Driving down the street you will see lot after lot sporting a gorgeous green lawn - in the middle of summer. Maybe you'll even get to see the majestic sprinkler system rise from the ground and start over watering a lawn at mid-day in 100 degree heat. This is not unusual in the United States and plenty of other countries, but how has this become the norm? The land that is now used as residential suburbs used to be forests and farms and played a practical role in the environment. However, these green patches of lawn are just a facade to belonging to nature. They provide nothing truly beneficial to the homeowner besides curb appeal. Sometimes not even that, if you look at Arizona - their creative rock and cactus designs are much more appealing than a strip of fake green grass.

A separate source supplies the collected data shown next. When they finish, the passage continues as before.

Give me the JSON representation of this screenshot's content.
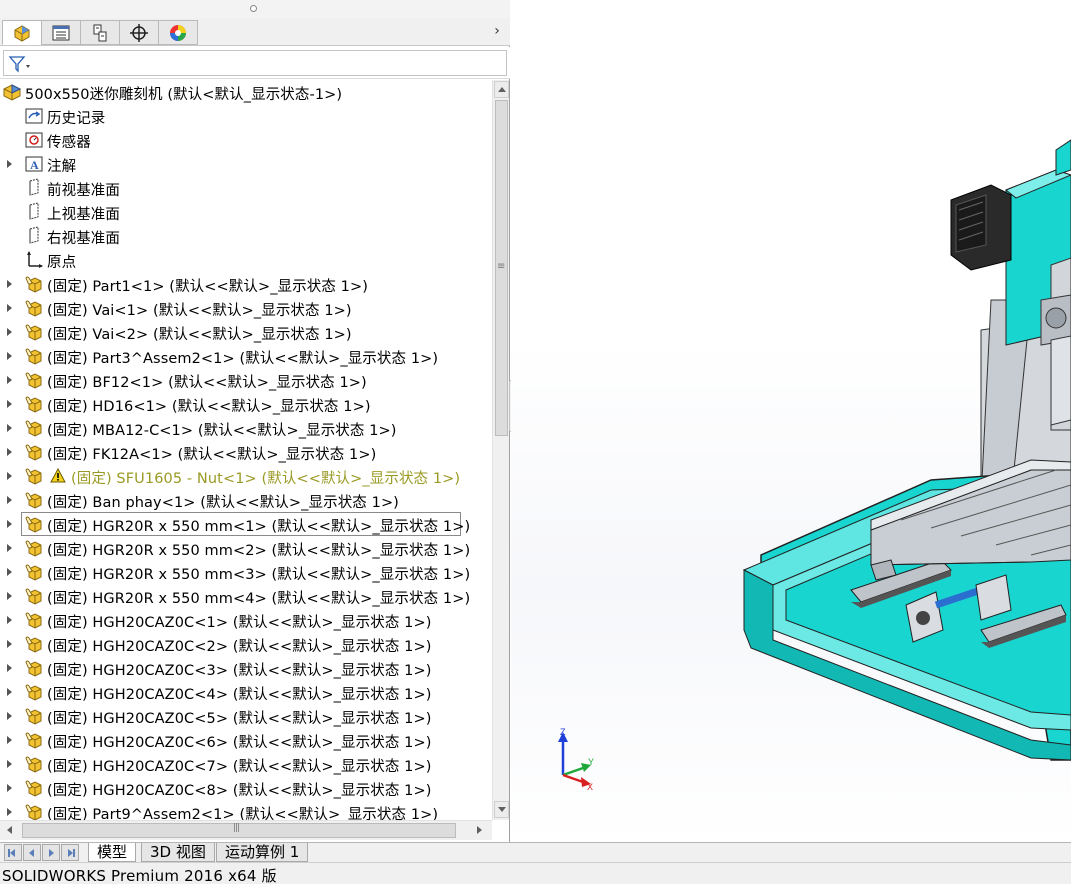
{
  "panel_tabs": [
    {
      "name": "featuremanager-tab-icon",
      "active": true
    },
    {
      "name": "propertymanager-tab-icon",
      "active": false
    },
    {
      "name": "configurationmanager-tab-icon",
      "active": false
    },
    {
      "name": "dimxpert-tab-icon",
      "active": false
    },
    {
      "name": "display-manager-tab-icon",
      "active": false
    }
  ],
  "tree": {
    "root_label": "500x550迷你雕刻机  (默认<默认_显示状态-1>)",
    "fixed_items": [
      {
        "label": "历史记录",
        "icon": "history-icon"
      },
      {
        "label": "传感器",
        "icon": "sensor-icon"
      },
      {
        "label": "注解",
        "icon": "annotation-icon",
        "expandable": true
      },
      {
        "label": "前视基准面",
        "icon": "plane-icon"
      },
      {
        "label": "上视基准面",
        "icon": "plane-icon"
      },
      {
        "label": "右视基准面",
        "icon": "plane-icon"
      },
      {
        "label": "原点",
        "icon": "origin-icon"
      }
    ],
    "components": [
      {
        "label": "(固定) Part1<1> (默认<<默认>_显示状态 1>)"
      },
      {
        "label": "(固定) Vai<1> (默认<<默认>_显示状态 1>)"
      },
      {
        "label": "(固定) Vai<2> (默认<<默认>_显示状态 1>)"
      },
      {
        "label": "(固定) Part3^Assem2<1> (默认<<默认>_显示状态 1>)"
      },
      {
        "label": "(固定) BF12<1> (默认<<默认>_显示状态 1>)"
      },
      {
        "label": "(固定) HD16<1> (默认<<默认>_显示状态 1>)"
      },
      {
        "label": "(固定) MBA12-C<1> (默认<<默认>_显示状态 1>)"
      },
      {
        "label": "(固定) FK12A<1> (默认<<默认>_显示状态 1>)"
      },
      {
        "label": "(固定) SFU1605 - Nut<1> (默认<<默认>_显示状态 1>)",
        "warning": true
      },
      {
        "label": "(固定) Ban phay<1> (默认<<默认>_显示状态 1>)"
      },
      {
        "label": "(固定) HGR20R x 550 mm<1> (默认<<默认>_显示状态 1>)",
        "selected": true
      },
      {
        "label": "(固定) HGR20R x 550 mm<2> (默认<<默认>_显示状态 1>)"
      },
      {
        "label": "(固定) HGR20R x 550 mm<3> (默认<<默认>_显示状态 1>)"
      },
      {
        "label": "(固定) HGR20R x 550 mm<4> (默认<<默认>_显示状态 1>)"
      },
      {
        "label": "(固定) HGH20CAZ0C<1> (默认<<默认>_显示状态 1>)"
      },
      {
        "label": "(固定) HGH20CAZ0C<2> (默认<<默认>_显示状态 1>)"
      },
      {
        "label": "(固定) HGH20CAZ0C<3> (默认<<默认>_显示状态 1>)"
      },
      {
        "label": "(固定) HGH20CAZ0C<4> (默认<<默认>_显示状态 1>)"
      },
      {
        "label": "(固定) HGH20CAZ0C<5> (默认<<默认>_显示状态 1>)"
      },
      {
        "label": "(固定) HGH20CAZ0C<6> (默认<<默认>_显示状态 1>)"
      },
      {
        "label": "(固定) HGH20CAZ0C<7> (默认<<默认>_显示状态 1>)"
      },
      {
        "label": "(固定) HGH20CAZ0C<8> (默认<<默认>_显示状态 1>)"
      },
      {
        "label": "(固定) Part9^Assem2<1> (默认<<默认>_显示状态 1>)"
      }
    ]
  },
  "triad": {
    "x": "X",
    "y": "Y",
    "z": "Z"
  },
  "bottom_tabs": [
    "模型",
    "3D 视图",
    "运动算例 1"
  ],
  "status": {
    "text": "SOLIDWORKS Premium 2016 x64 版"
  },
  "colors": {
    "model_cyan": "#19d5d0",
    "model_gray": "#d8d8d8",
    "warning_text": "#9a9a24"
  }
}
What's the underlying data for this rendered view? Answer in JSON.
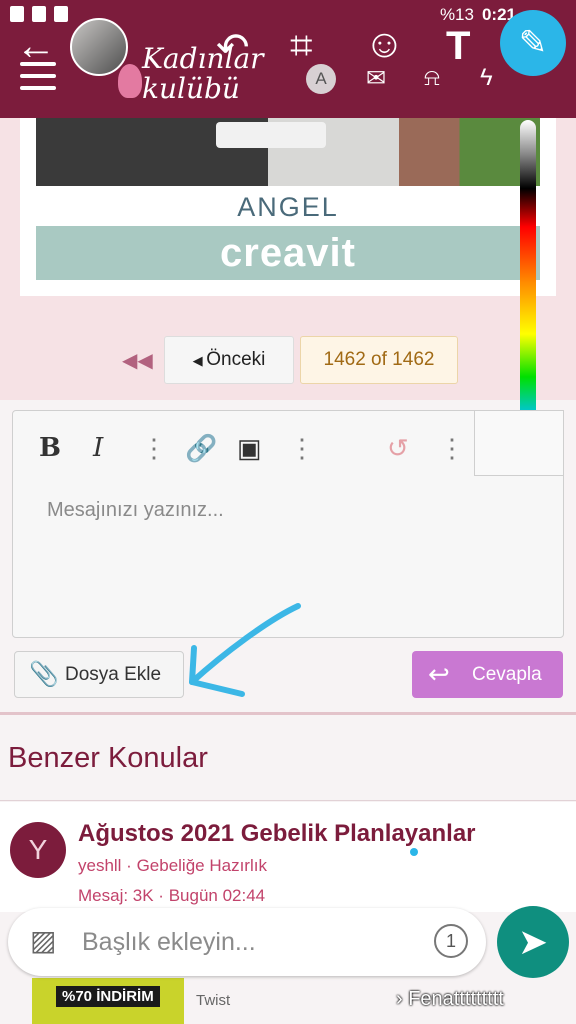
{
  "status_bar": {
    "network": "%13",
    "time": "0:21"
  },
  "header": {
    "logo_line1": "Kadınlar",
    "logo_line2": "kulübü",
    "avatar_letter": "A"
  },
  "editor_tools": {
    "back": "←",
    "undo": "↶",
    "crop": "⌗",
    "emoji": "☺",
    "text": "T",
    "pen": "✎"
  },
  "ad": {
    "brand": "ANGEL",
    "logo": "creavit"
  },
  "pagination": {
    "prev_label": "Önceki",
    "page_info": "1462 of 1462"
  },
  "composer": {
    "bold": "B",
    "italic": "I",
    "placeholder": "Mesajınızı yazınız...",
    "attach_label": "Dosya Ekle",
    "reply_label": "Cevapla"
  },
  "similar": {
    "title": "Benzer Konular",
    "threads": [
      {
        "avatar": "Y",
        "title": "Ağustos 2021 Gebelik Planlayanlar",
        "meta": "yeshll · Gebeliğe Hazırlık",
        "stats": "Mesaj: 3K · Bugün 02:44"
      }
    ]
  },
  "caption": {
    "placeholder": "Başlık ekleyin...",
    "timer": "1"
  },
  "bottom": {
    "ad_label": "%70 İNDİRİM",
    "label": "Twist",
    "footer": "› Fenattttttttt"
  },
  "colors": {
    "header": "#7c1c3c",
    "accent": "#c978d2",
    "send": "#0f8f7f",
    "pen": "#2bb6e8"
  }
}
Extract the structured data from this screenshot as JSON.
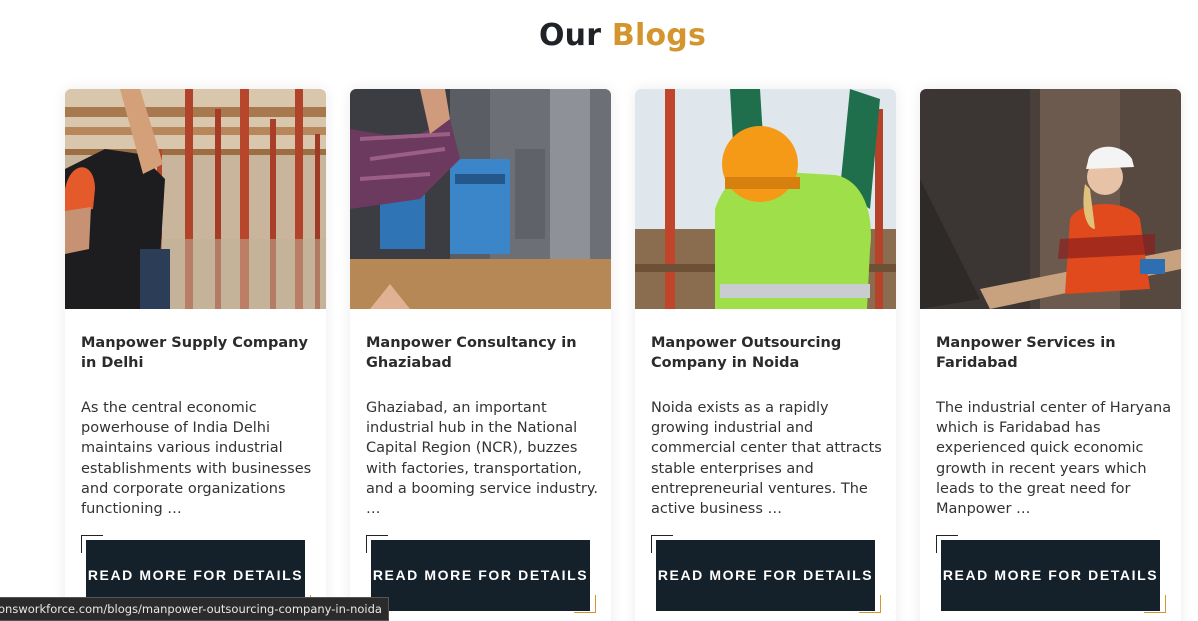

I am not just here to complain about the problems that we face, but instead to provide creative solutions. How about instead of having a front and a back lawn, you limit yourself to just one? If its necessary in your neighborhood to have a useless green patch in the front; why not design something amazing in the back? From flowers to vegetables to trees, anything would be a welcome addition.
Flowers are beneficial because it gives birds and bees and other insects food to eat. If you live in an area with butterflies or honeybees this could even be helping grow their population and thus saving the world from losing their main pollinators.
Vegetables are much more practical than flowers as you can do much more than just look at them. You can create garden fresh meals for many seasons on end if you take the time to cultivate a small garden. The beauty is that you can plant whatever you'd like, and if you really want to stay small - go for a herb garden that you can keep in a small planter outside before you decide to rip out your lawn entirely.
Lastly, trees are a final solution as it gives a natural habitat to other animals and it can shade your house from the sun instead of just letting the air conditioner do all the work. Depending on your area you could have bird-nests, places for deer and foxes to hide, rabbit holes, and masses of squirrels and raccoons all living in a habitat your trees provide. If you're worried about critters getting into your trash either secure it, or focus on one or two of the previous ideas I have suggested.
There are of course other ways to benefit the environment rather than just creating a garden, but its a small step that will actually add value to your back yard. Practicality doesn't mean it can't be beautiful, and I'm convinced it would be a welcome addition over boring grass.
What do you think about the trend of putting in lawns at every house down the block?